The folly of the wall

ABC’s David Muir got into a notable exchange with President Donald Trump on the idea of building a wall between the U.S. and Mexico. (Transcript here.) It’s notable because Trump falls back on the bedrock of nonsense and illogical statements to back up his newly signed executive order to move on the wall.

After repeated claims during his 2016 campaign that Mexico will pay for the wall (with nary a shred of evidence for such an idea), it’s quite clear now (as it always was) that if the wall is to be built, it will be funded by Americans. House Speaker Paul Ryan, carrying water like a blind mule for the president, has promised to commit funds to the project. The whole thing is estimated on the low end at around $12 billion to $15 billion. “We have ambitious goals and ambitious timelines,” Ryan said, wincing in pleasure from the force of the president’s hand against his lower intestine.

Unsurprisingly, Mexican President Enrique Peña Nieto has canceled his planned trip to the White House. “I regret and condemn the United States’ decision to continue with the construction of a wall that, for years now, far from uniting us, divides us,” he said in a video statement via Twitter.

In his interview with Muir, Trump repeatedly insisted that the wall needs to be built now — and that the urgency requires American dollars. If we wait two or three years, sure, yeah, Mexico would pay for it – guaranteed! – but we’ve got to build now. Congressional leaders seem only too happy to oblige.

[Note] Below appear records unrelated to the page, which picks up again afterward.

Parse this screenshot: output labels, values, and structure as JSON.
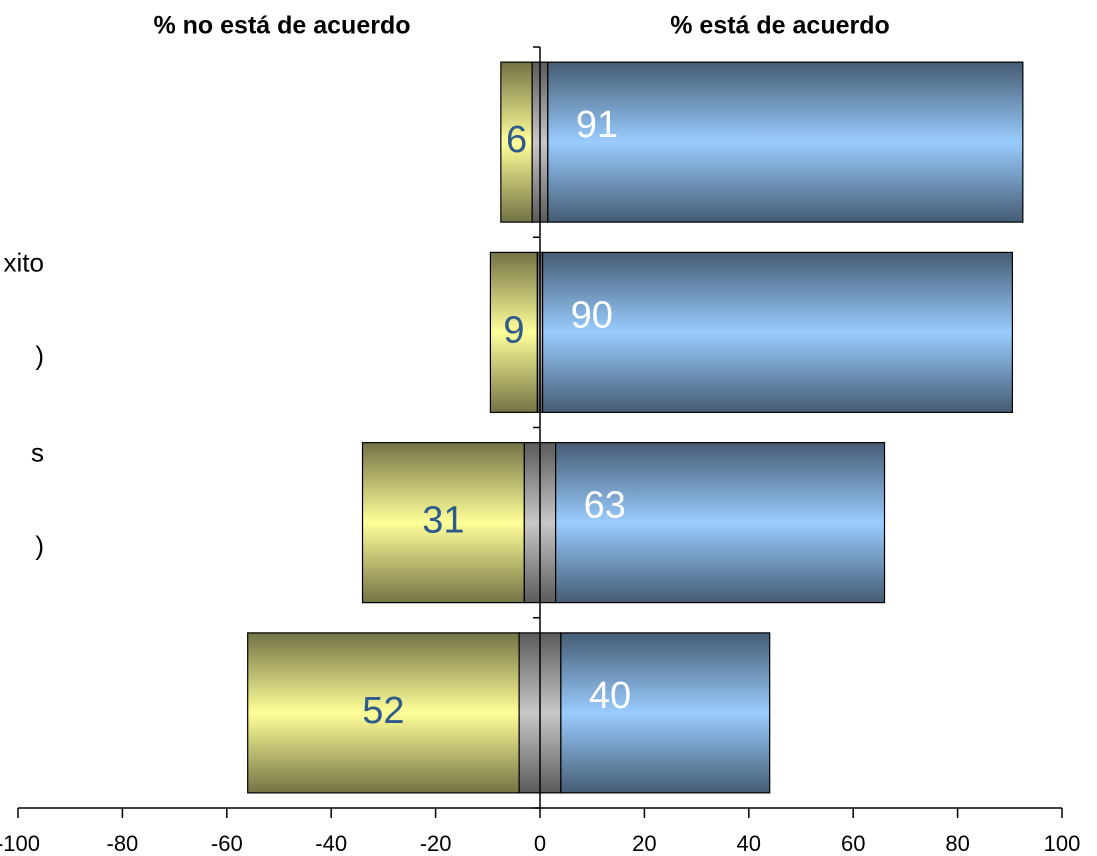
{
  "chart_data": {
    "type": "diverging-bar",
    "titles": [
      "% no está de acuerdo",
      "% está de acuerdo"
    ],
    "categories": [
      null,
      [
        "xito",
        ")"
      ],
      [
        "s",
        ")"
      ],
      null
    ],
    "series": [
      {
        "role": "negative",
        "color": "#ffff99",
        "values": [
          6,
          9,
          31,
          52
        ],
        "label_color": "#2f5a8c"
      },
      {
        "role": "center",
        "color": "#c8c8c8",
        "values": [
          3,
          1,
          6,
          8
        ]
      },
      {
        "role": "positive",
        "color": "#99ccff",
        "values": [
          91,
          90,
          63,
          40
        ],
        "label_color": "#ffffff"
      }
    ],
    "xlim": [
      -100,
      100
    ],
    "xticks": [
      -100,
      -80,
      -60,
      -40,
      -20,
      0,
      20,
      40,
      60,
      80,
      100
    ]
  }
}
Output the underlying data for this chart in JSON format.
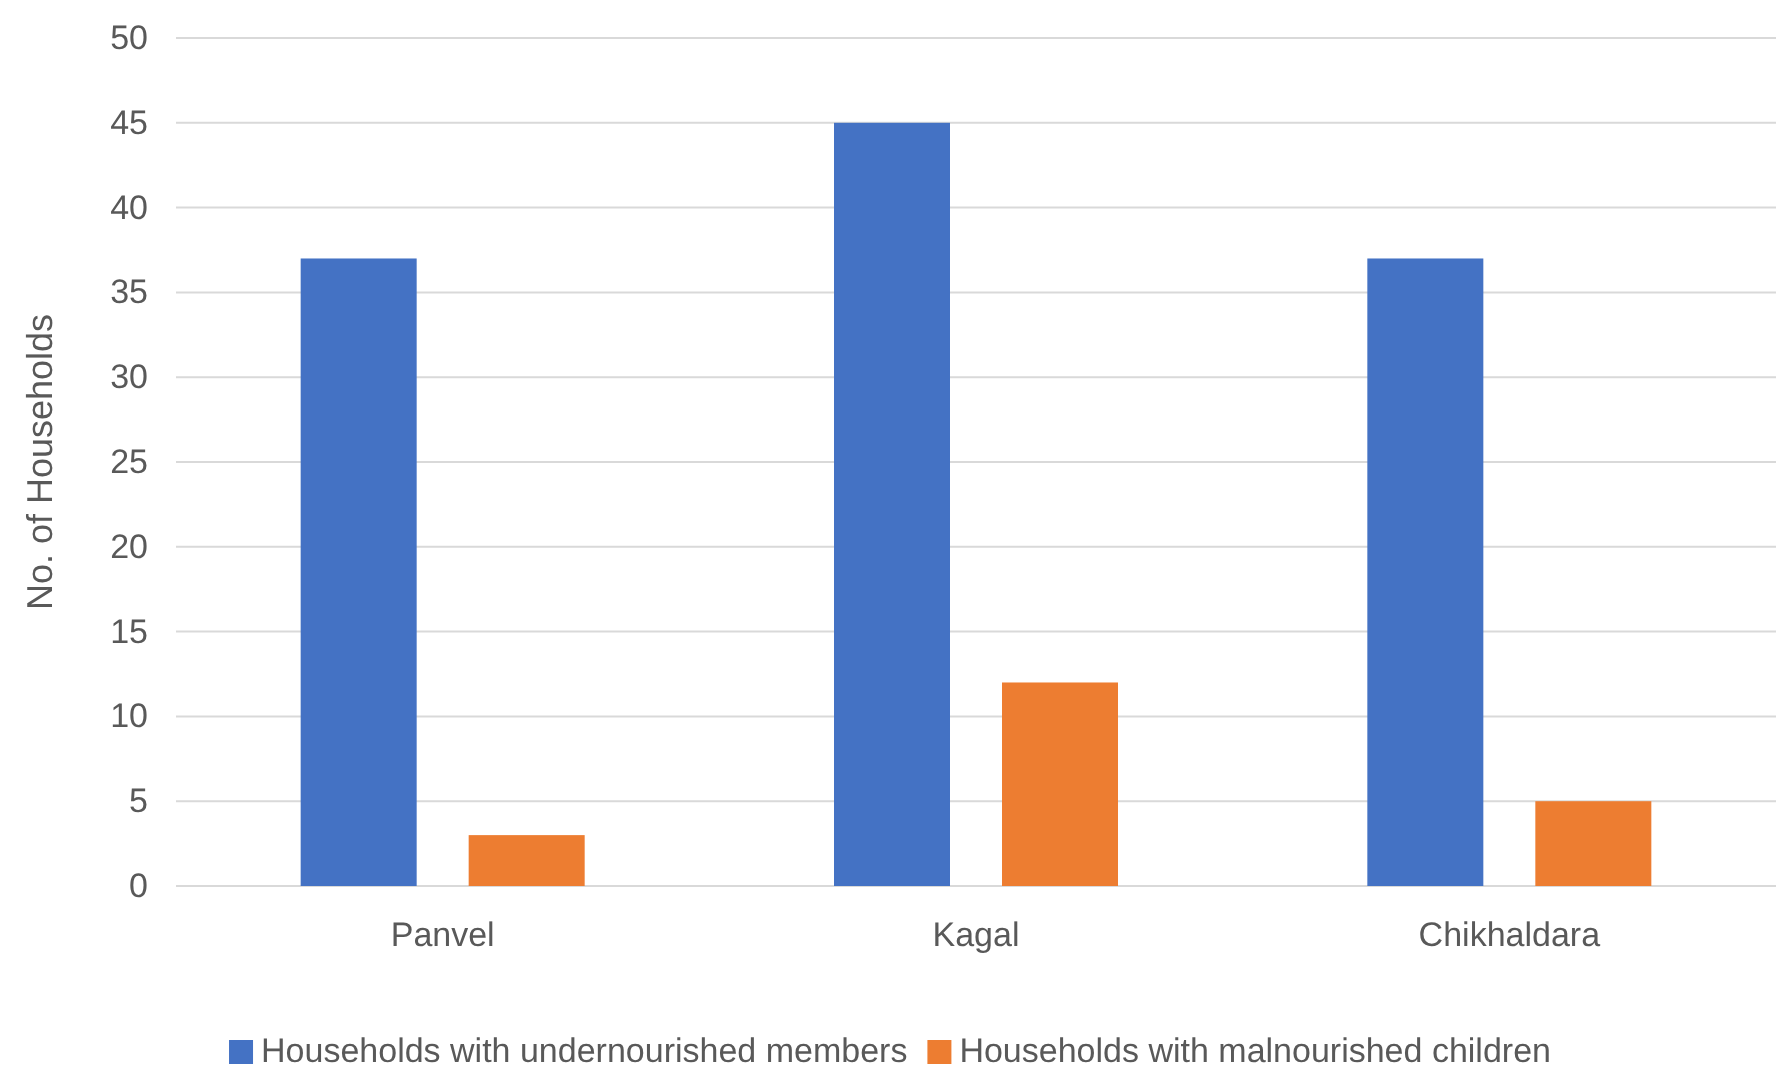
{
  "chart_data": {
    "type": "bar",
    "ylabel": "No. of Households",
    "categories": [
      "Panvel",
      "Kagal",
      "Chikhaldara"
    ],
    "series": [
      {
        "name": "Households with undernourished members",
        "color": "#4472c4",
        "values": [
          37,
          45,
          37
        ]
      },
      {
        "name": "Households with malnourished children",
        "color": "#ed7d31",
        "values": [
          3,
          12,
          5
        ]
      }
    ],
    "ylim": [
      0,
      50
    ],
    "yticks": [
      0,
      5,
      10,
      15,
      20,
      25,
      30,
      35,
      40,
      45,
      50
    ],
    "grid": "y",
    "legend": "bottom"
  }
}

Say what you will about the source of funding; it doesn’t matter terribly much in the end, as Trump’s policies are only going to increase the reach of government (by expediting pipeline construction or instituting temporary/indefinite bans on refugees seeking asylum and human rights). But the wall is a crystalline example of how those policies can and will alter the relative geopolitical calm of North America.

“It is an unprecedented moment for the bilateral relationship,” Genaro Lozano, a professor at the Iberoamerican University in Mexico City, told the New York Times. “In the 19th century, we fought a war with the U.S.; now we find ourselves in a low-intensity war, a commercial one over Nafta and an immigration war due to the measures he just announced.”

No time to vet it, though! With the right ears, you can still hear the chants of “Build that wall!” and “Lock her up!” … probably because your friends and family and neighbors can’t stop cheering on their favorite authoritarian.